A while back, I wrote a blog titled Contact Lens Addicts, which explained how some patients become so dependent on their contact lenses that they put themselves at risk of suffering many different problems, some of which could lead to permanent vision loss. Well, Sunday was like a Contact Lens Addicts Anonymous meeting with Dr. Sian mediating.

The CL-AA meeting started with a pleasant, 50-something woman whose contact lens had folded up and tucked itself so far behind her upper eyelid that I almost wished I had a third hand to help flip her eyelid, and/or hold a q-tip, and/or grab the forceps.

Now, lets just take a quick second to answer the question that is likely swirling around in some of your minds… No, the contact lens cannot go so far back that it ends up behind the eyeball. Luckily, the conjunctiva (the thin skin that covers the eye ball) actually folds over itself and covers the inside of the eyelids as well. Effectively creating a natural contact lens catching contraption (and you thought conjunctiva was hard to say).

Next up was a very friendly lady in her mid-thirties who is actually quite good at taking care of her contact lenses. She doesn’t over wear them, she replaces them on schedule, and she’s good at cleaning them every night (sounds too good to be true, but I believed her). However, despite all of the regular care and maintenance, she managed to fall asleep in her lenses.

Now, we all know that one night stands are a bad idea (right?). Well, sleeping with your contacts is a lot like a one night stand…  There’s usually booze involved, it seems like a good idea at the time, you wake up in the morning with something feeling itchy and/or irritated (we’re talking about eyes folks!), and then you’re doing the walk of shame… into my exam room!

Even for someone who takes care of her contacts, one night with her lenses was enough to cause a small corneal ulcer. Yes, an ulcer. And yes, it is as unpleasant as it sounds.
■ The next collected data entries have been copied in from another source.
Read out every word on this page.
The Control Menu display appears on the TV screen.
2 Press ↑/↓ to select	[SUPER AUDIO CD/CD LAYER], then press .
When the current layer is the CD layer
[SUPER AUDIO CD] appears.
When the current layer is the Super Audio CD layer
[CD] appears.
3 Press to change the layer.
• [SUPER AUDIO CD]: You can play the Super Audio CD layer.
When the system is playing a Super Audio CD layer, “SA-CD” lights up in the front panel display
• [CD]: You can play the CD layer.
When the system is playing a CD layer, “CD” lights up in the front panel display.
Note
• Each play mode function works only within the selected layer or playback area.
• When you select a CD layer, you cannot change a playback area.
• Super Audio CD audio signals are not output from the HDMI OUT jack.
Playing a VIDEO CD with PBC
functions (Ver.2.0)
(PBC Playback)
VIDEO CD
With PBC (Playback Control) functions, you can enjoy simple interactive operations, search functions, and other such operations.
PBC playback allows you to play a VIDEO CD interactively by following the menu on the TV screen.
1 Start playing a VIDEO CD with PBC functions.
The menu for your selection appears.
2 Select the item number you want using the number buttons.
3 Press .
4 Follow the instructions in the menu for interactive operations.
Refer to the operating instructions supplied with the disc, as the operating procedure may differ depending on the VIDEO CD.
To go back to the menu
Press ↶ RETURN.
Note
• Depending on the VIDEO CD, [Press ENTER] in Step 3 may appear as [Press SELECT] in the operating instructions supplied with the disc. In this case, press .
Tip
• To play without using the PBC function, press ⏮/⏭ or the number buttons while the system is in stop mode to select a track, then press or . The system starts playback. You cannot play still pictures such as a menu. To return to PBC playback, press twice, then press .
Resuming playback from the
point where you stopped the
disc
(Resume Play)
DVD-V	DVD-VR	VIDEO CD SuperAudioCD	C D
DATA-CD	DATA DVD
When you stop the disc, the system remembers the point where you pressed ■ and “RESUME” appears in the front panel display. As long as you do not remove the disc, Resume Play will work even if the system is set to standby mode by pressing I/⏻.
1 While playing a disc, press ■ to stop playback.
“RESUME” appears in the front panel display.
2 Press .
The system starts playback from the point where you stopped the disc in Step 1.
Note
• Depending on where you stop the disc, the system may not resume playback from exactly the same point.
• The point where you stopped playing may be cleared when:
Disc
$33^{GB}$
Last, and certainly not least, is the poor little girl who was actually the impetus for me to write this blog, so I could tell you her unfortunate story. A 16 year old kid who has been wearing Orthokeratology lenses (aka Ortho-K, aka dream lenses). I won’t go into detail, but basically these are lenses you only wear at night while sleeping. Hopefully the “only wear at night while sleeping” part raised a red flag or two for most of you. To make matters worse, she was fit for and bought the lenses overseas, so I have no idea what she’s been wearing. Not all that different than buying contacts online without being fit for them by a professional, might I add.

But I digress…

The poor kid was in so much pain, she could not open her eye if her life depended on it. When I finally got a look, this is what I saw…

A very red and upset eye with a large, central corneal ulcer. Long story-short, she is and will be in need of a lot of eye drops (as much as every 30-60 minutes all day AND night) and maybe even some oral medications. The worst part of it is that when the infection is finally controlled, this ulcer will likely leave a large scar right in the center of her vision thus causing a permanent decrease in vision in that eye.
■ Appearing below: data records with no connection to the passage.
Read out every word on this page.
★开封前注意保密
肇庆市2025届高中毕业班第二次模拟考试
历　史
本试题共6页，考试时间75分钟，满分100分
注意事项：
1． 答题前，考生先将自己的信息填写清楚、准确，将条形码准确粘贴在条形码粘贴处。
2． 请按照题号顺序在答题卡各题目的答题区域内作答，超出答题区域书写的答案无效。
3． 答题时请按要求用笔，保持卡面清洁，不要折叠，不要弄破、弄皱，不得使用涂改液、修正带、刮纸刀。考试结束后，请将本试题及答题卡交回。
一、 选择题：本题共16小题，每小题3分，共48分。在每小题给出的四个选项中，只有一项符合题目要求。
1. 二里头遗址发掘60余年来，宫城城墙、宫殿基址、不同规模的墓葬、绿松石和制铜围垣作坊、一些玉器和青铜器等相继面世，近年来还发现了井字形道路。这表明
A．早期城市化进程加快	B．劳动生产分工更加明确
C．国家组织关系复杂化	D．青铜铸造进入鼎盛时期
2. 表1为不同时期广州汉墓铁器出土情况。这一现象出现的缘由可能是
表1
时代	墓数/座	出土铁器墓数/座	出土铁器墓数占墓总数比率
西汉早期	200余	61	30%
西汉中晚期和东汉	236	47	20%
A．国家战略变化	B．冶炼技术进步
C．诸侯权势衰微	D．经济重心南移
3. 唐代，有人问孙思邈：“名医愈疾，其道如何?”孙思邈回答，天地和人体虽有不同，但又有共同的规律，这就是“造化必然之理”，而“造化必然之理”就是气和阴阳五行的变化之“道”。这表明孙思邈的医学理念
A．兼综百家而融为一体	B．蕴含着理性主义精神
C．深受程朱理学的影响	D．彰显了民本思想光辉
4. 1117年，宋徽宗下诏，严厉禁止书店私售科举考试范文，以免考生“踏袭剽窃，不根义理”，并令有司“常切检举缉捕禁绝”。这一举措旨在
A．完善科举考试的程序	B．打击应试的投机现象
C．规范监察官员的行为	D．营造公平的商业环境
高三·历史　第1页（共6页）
These were just three of the multiple cases I dealt with during the CL-AA meeting on Sunday.

Its extremely important to understand the consequences of taking our vision for granted. Online sales and deregulation have made it easy to overlook the fact that contact lenses are actually medical devices. They are pieces of plastic that we put on our eye ball to help improve our vision. We should not lose sight of that (pun intended).

I am genuinely concerned and upset about this young girl and so many other patients who suffer from serious issues due to improper contact lens wear and poor ocular hygiene. So, if you or your kids wear contacts, be sure to have the lenses fit by a professional and never hesitate to come in and have your eyes checked if you think something is wrong. As with most things, if we catch it early, its much easier to treat.

Note: The pictures are not of my patients, but are accurate representations of their respective issues.